Twenty-one North Koreans were found in a boat drifting in South Korean waters this week, the largest such arrival in nine months, an official said Saturday.
It wasn't immediately clear how or why the North Koreans, who remain in custody, ended up in South Korean territory. South Korea takes in North Koreans seeking to defect, but puts them through rigorous questioning. Those who ask to return home are repatriated.
The boat was found drifting near the western island of Socheong, according to a South Korean coast guard official in the port city of Incheon. Socheong lies just south of the Koreas' disputed maritime border.
The official said he could not provide more details because authorities were still questioning the North Koreans. He refused to be identified, saying he was not allowed to speak to the media.
South Korea's National Intelligence Service declined to comment, and neither Unification Ministry nor Joint Chiefs of Staff officials answered phone calls Saturday.

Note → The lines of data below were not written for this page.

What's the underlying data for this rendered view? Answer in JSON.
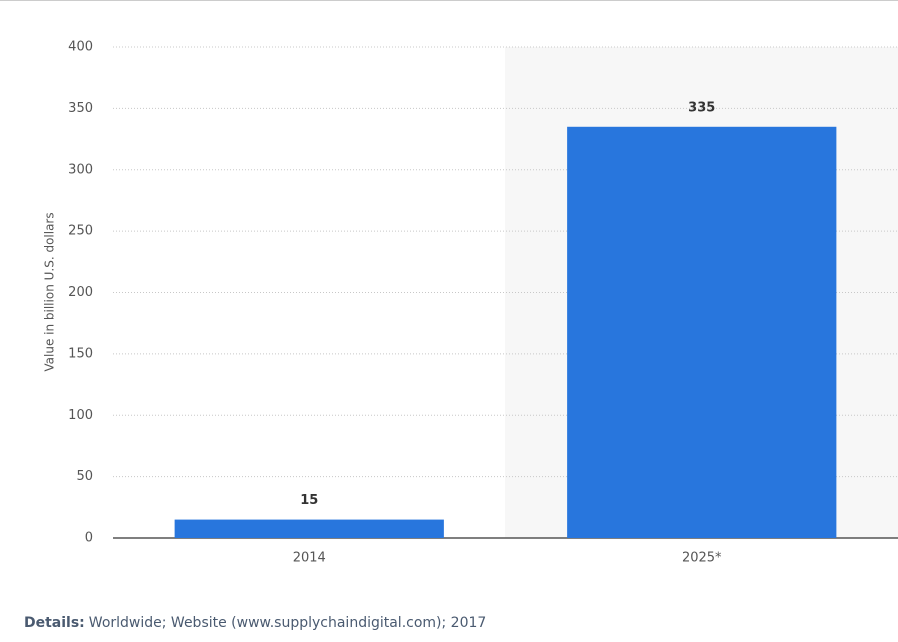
{
  "chart_data": {
    "type": "bar",
    "y_label": "Value in billion U.S. dollars",
    "categories": [
      "2014",
      "2025*"
    ],
    "values": [
      15,
      335
    ],
    "color": "#2876dd",
    "ylim": [
      0,
      400
    ],
    "yticks": [
      0,
      50,
      100,
      150,
      200,
      250,
      300,
      350,
      400
    ],
    "grid": true
  },
  "footer": {
    "label": "Details:",
    "text": "Worldwide; Website (www.supplychaindigital.com); 2017"
  }
}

The arrival is the largest of its kind since February, when 31 North Koreans floated south on a fishing boat. Seoul sent 27 back at their request and let four stay in the South.
Citizens of the two Koreas cannot travel freely between their countries, which have been divided by a heavily fortified Demilitarized Zone since the Korean War ended in a truce in 1953.
However, North Korean boats occasionally drift south of the Koreas' Yellow Sea maritime border, an area prized by fishermen from both Koreas. Some ask to return home, but some choose to defect.
More than 21,000 North Koreans have defected to South Korea since the war, most through China and Southeast Asia, according to the South Korean government.